A few notable things about Jason Lives: Crystal Lake, NJ changed its name to Forrest Green sometime before the fifth film to avoid the stigma attached to Camp Blood. Most of the action takes place at a summer camp, and this is the first time we’ve actually seen kids at the summer camp. There’s also a truly bizarre sex scene wherein The Patrick Dempsey (Tom Fridley) has sex with his girlfriend, and she gyrates on top of him, dancing to the loud electro music blasting from an RV stereo. She insists that they withhold their orgasms until the song’s conclusion in ten minutes.
Oh yeah, there’s a small bit of plot in that the sheriff’s daughter (Jennifer Cooke) has fallen for Tommy, and aids him in his quest to stop Jason.
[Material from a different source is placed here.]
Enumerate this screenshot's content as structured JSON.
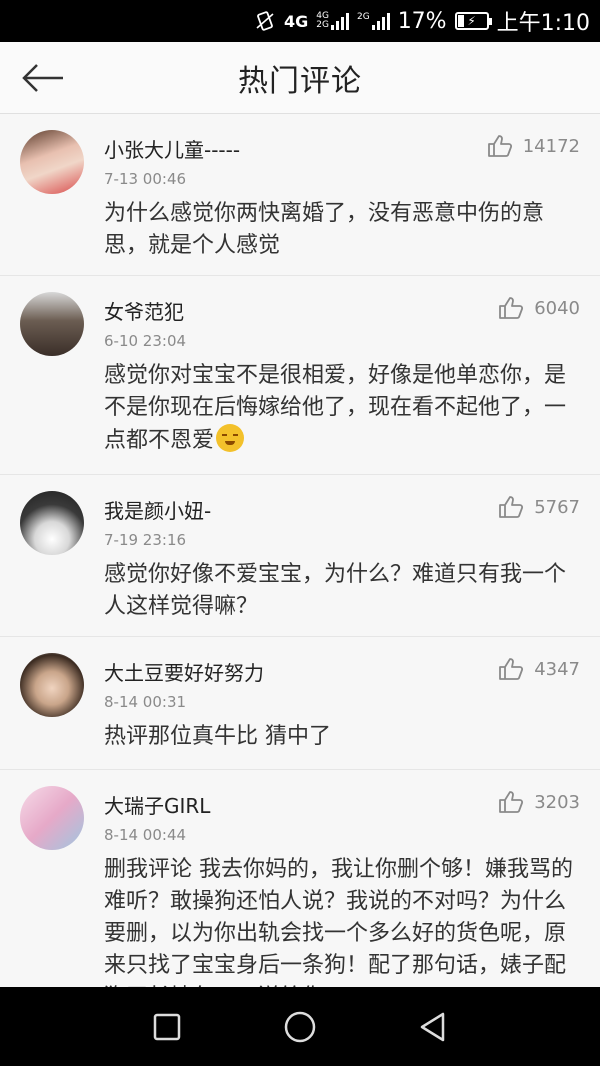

Other than that, Jason Lives is just a long string of murders. They’re not even necessarily good murders. The three-in-one kill I mention before was only notable in that the characters that die are all so obnoxious. Jason kills a team of whiny, bickersome paintball enthusiasts who have nothing to do with the rest of the movie, and I hated them so much, I was happy to see them die.

What else? Well there’s a little girl who… Ah, who cares. The filmmakers clearly slapped together some mayhem, and paid so little attention to the actual screenplay that it’s hardly worth delving into. Jason Lives is video wallpaper for the bloodthirsty. Something you put on your TV while you clean up around the apartment. Despite its high body count, it’s the worst one yet, and that’s even in light of A New Beginning, which has the distinct advantage of being wildly bonkers.
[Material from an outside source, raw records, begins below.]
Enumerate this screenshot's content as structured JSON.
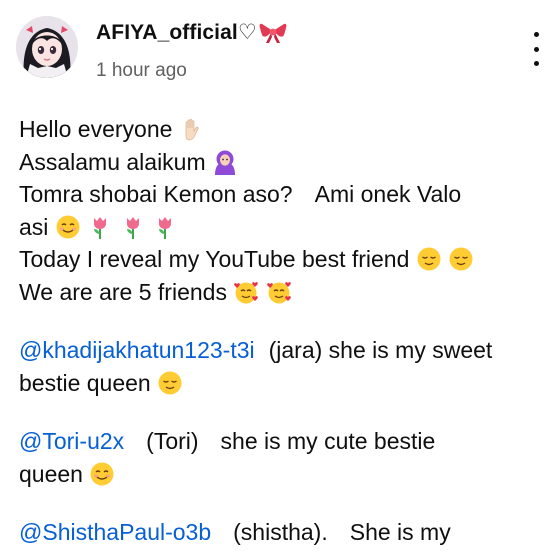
{
  "post": {
    "author": "AFIYA_official♡",
    "time": "1 hour ago"
  },
  "icons": {
    "avatar": "anime-girl-avatar",
    "author_badge": "ribbon-bow-icon",
    "menu": "more-vertical-icon"
  },
  "body": {
    "l1": "Hello everyone",
    "l2": "Assalamu alaikum",
    "l3a": "Tomra shobai Kemon aso?",
    "l3b": "Ami  onek Valo",
    "l4": "asi",
    "l5": "Today I reveal my YouTube best friend",
    "l6": "We are are 5 friends",
    "m1_handle": "@khadijakhatun123-t3i",
    "m1_text": "(jara) she is my sweet",
    "m1_cont": "bestie queen",
    "m2_handle": "@Tori-u2x",
    "m2_name": "(Tori)",
    "m2_text": "she is my cute bestie",
    "m2_cont": "queen",
    "m3_handle": "@ShisthaPaul-o3b",
    "m3_name": "(shistha).",
    "m3_text": "She is my"
  },
  "colors": {
    "link": "#065fd4",
    "text": "#0f0f0f",
    "muted": "#606060"
  }
}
Alice Cooper sings the closing theme song. It’s no Dokken.
I hear that in Part VII, Jason will do battle with psychics. I can’t wait for that. More than that, though, I’m looking forward to next week’s coverage of A Nightmare on Elm Street 3: The Dream Warriors, and A Nightmare on Elm Street 4: the Dream Master. Also next week, we will take a visit to New York with Friday the 13th Part VIII: Jason Takes Manhattan. Just like The Muppets! Whee! And, just to be thorough, we’ll also discuss briefly the two TV series that these franchises individually spawned.